Sir Tancred brightened to the rest of his breakfast; he had little doubt that he was on the track of some roguery or other, and he promised himself a hunt through the paper till he found it. When the Biggleswades, having finished their breakfast, went down to the beach, he lighted a cigar, took his folding-chair and his pile of newspapers, and settled down sixty yards away from them. As he had expected, their first act was to discuss the newspaper with great animation, handing it backwards and forwards to one another. And he took The Daily Telegraph from his pile, and set about seeking the source of their excitement. He passed over the first advertisement in the agony column, the offer of a reward for the recovery of the stolen child of Kernaby, the Marmalade Millionaire, merely noting that it had been raised to 4000 pounds, and came to the conclusion that the second advertisement was genuine, while the third, which set forth at great length the woes of a young woman parted from a young man, seemed to him to read like thieves communicating.
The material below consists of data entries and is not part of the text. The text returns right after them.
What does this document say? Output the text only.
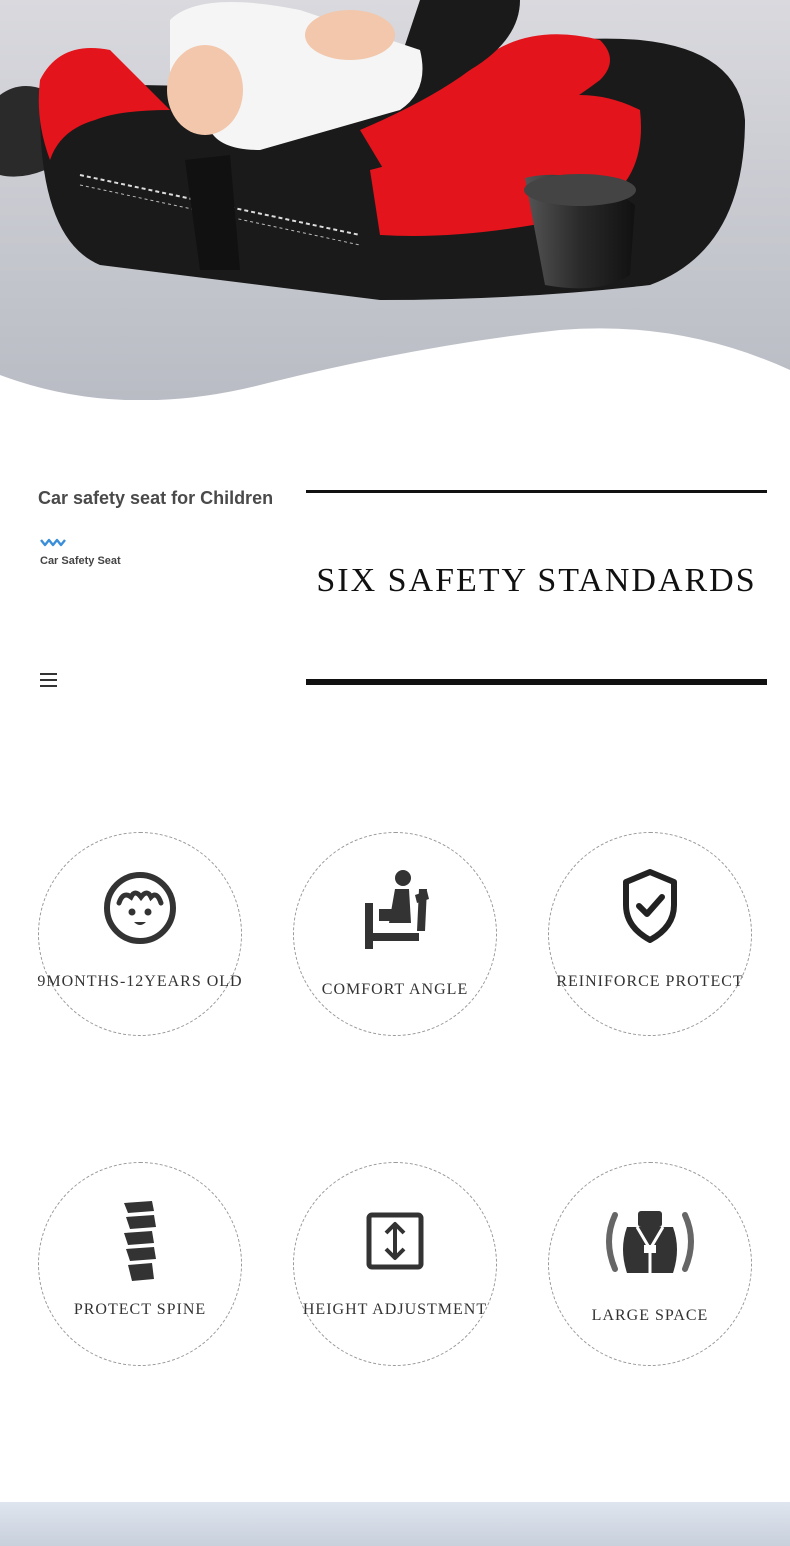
Car safety seat for Children
Car Safety Seat
SIX SAFETY STANDARDS
9MONTHS-12YEARS OLD	COMFORT ANGLE	REINIFORCE PROTECT
PROTECT SPINE	HEIGHT ADJUSTMENT	LARGE SPACE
He had begun to eliminate the superfluous words, when Tinker, with Blazer, his bull-terrier, came suddenly up to him from behind, and bade him good-morning.

Tinker had breakfasted some three hours earlier, probably in the hotel kitchen, for, as was his invariable custom, he was on the best of terms with the servants; and for all that he had spent the intervening hours on the uncovered slimy rocks, was in his usual state of spotless cleanliness. He is the one living boy to whom dirt does not cling.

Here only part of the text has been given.